The sled is an enduring and beautiful symbol of Kane's life. The name "Rosebud" (and its decorative, painted blooming flower) is briefly seen on the sled in a close-up before the bonfire's heat warps and blisters the paint and it is consumed by the flames. The two sleds in the film significantly exemplify different aspects of Kane's life:

Rosebud: decoratively-painted, placid, pretty, from nature, innocent (from his childhood home and a reminder of his mother)
Crusader: metallic, strident, cold and heartless, crusading (received from Thatcher when Kane was taken from his home to be a ward of the impersonal banking interest)
[Does this answer the film's fundamental question? Or is it just another piece of the gigantic puzzle of his life?]

The "Rosebud" sled is a memento from Kane's childhood with his mother, a childhood that was interrupted and abandoned by the opportunities wealth and fortune bestowed upon him. When he glimpsed the snow crystal paperweight on his deathbed, Kane might have imagined the house in the globe was Mrs.
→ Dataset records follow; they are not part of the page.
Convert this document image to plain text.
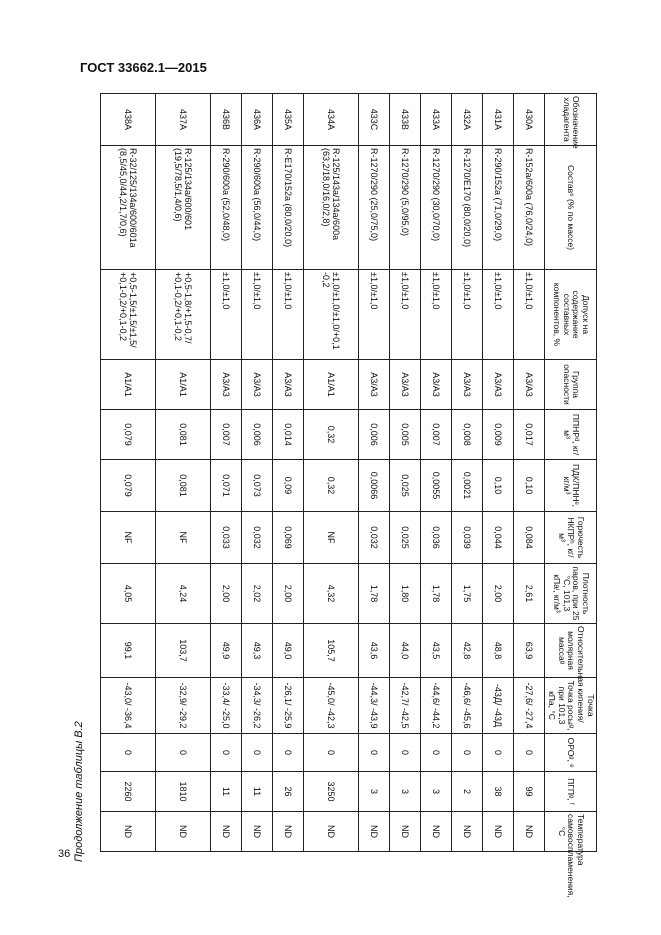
ГОСТ 33662.1—2015
Обозначение хладагента	Состав⁶ (% по массе)	Допуск на содержание составных компонентов, %	Группа опасности	ППНРᵈ, кг/м³	ПДК/ПННᵉ, кг/м³	Горючесть НКПРʰ, кг/м³	Плотность паров, при 25 °С, 101,3 кПаᶦ, кг/м³	Относительная молярная массаᵍ	Точка кипения/Точка росыᵍ, при 101,3 кПа, °С	ОРОᵍ, ᵉ	ПГПᵍ, ᶠ	Температура самовоспламенения, °С
430A	R-152a/600a (76,0/24,0)	±1,0/±1,0	A3/A3	0,017	0,10	0,084	2,61	63,9	-27,6/ -27,4	0	99	ND
431A	R-290/152a (71,0/29,0)	±1,0/±1,0	A3/A3	0,009	0,10	0,044	2,00	48,8	-43Д/ -43Д	0	38	ND
432A	R-1270/E170 (80,0/20,0)	±1,0/±1,0	A3/A3	0,008	0,0021	0,039	1,75	42,8	-46,6/ -45,6	0	2	ND
433A	R-1270/290 (30,0/70,0)	±1,0/±1,0	A3/A3	0,007	0,0055	0,036	1,78	43,5	-44,6/ -44,2	0	3	ND
433B	R-1270/290 (5,0/95,0)	±1,0/±1,0	A3/A3	0,005	0,025	0,025	1,80	44,0	-42,7/ -42,5	0	3	ND
433C	R-1270/290 (25,0/75,0)	±1,0/±1,0	A3/A3	0,006	0,0066	0,032	1,78	43,6	-44,3/ -43,9	0	3	ND
434A	R-125/143a/134a/600a (63,2/18,0/16,0/2,8)	±1,0/±1,0/±1,0/+0,1 -0,2	A1/A1	0,32	0,32	NF	4,32	105,7	-45,0/ -42,3	0	3250	ND
435A	R-E170/152a (80,0/20,0)	±1,0/±1,0	A3/A3	0,014	0,09	0,069	2,00	49,0	-26,1/ -25,9	0	26	ND
436A	R-290/600a (56,0/44,0)	±1,0/±1,0	A3/A3	0,006	0,073	0,032	2,02	49,3	-34,3/ -26,2	0	11	ND
436B	R-290/600a (52,0/48,0)	±1,0/±1,0	A3/A3	0,007	0,071	0,033	2,00	49,9	-33,4/ -25,0	0	11	ND
437A	R-125/134a/600/601 (19,5/78,5/1,4/0,6)	+0,5-1,8/+1,5-0,7/ +0,1-0,2/+0,1-0,2	A1/A1	0,081	0,081	NF	4,24	103,7	-32,9/ -29,2	0	1810	ND
438A	R-32/125/134a/600/601a (8,5/45,0/44,2/1,7/0,6)	+0,5-1,5/±1,5/±1,5/ +0,1-0,2/+0,1-0,2	A1/A1	0,079	0,079	NF	4,05	99,1	-43,0/ -36,4	0	2260	ND
Продолжение таблицы В.2
36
Kane's boarding house, and had a fleeting, dim memory of the sled that he loved there. The sled symbolized the innocence, beauty, and love that he lost, the love that eluded him - a dying man's memory of a childhood possession that held special meaning for him.

He also might have remembered his first meeting with Susan where he first saw the globe - she was the one true love in his life (in the words of the El Rancho nightclub waiter: "Why, 'til he died, she'd just as soon talk about Mr. Kane as about anybody"). She wasn't impressed by his wealth - and they experienced a loving relationship until his tyrannical demands led her to abandon him. She left to prove that she could act independently of him (in her own words: "I can't do this to you? Oh, yes I can"). He died an old man, friendless, loveless, but wealthy and able to buy Susan's love, but not truly invested in her. His power and wealth were unable to halt his decline - his crusade to be a trust-busting champion of the people faltered amidst storehouses of wealth and opulence."

ytrez 04-09-07 07:22 AM

I like egg MacGuffins best. With bacon.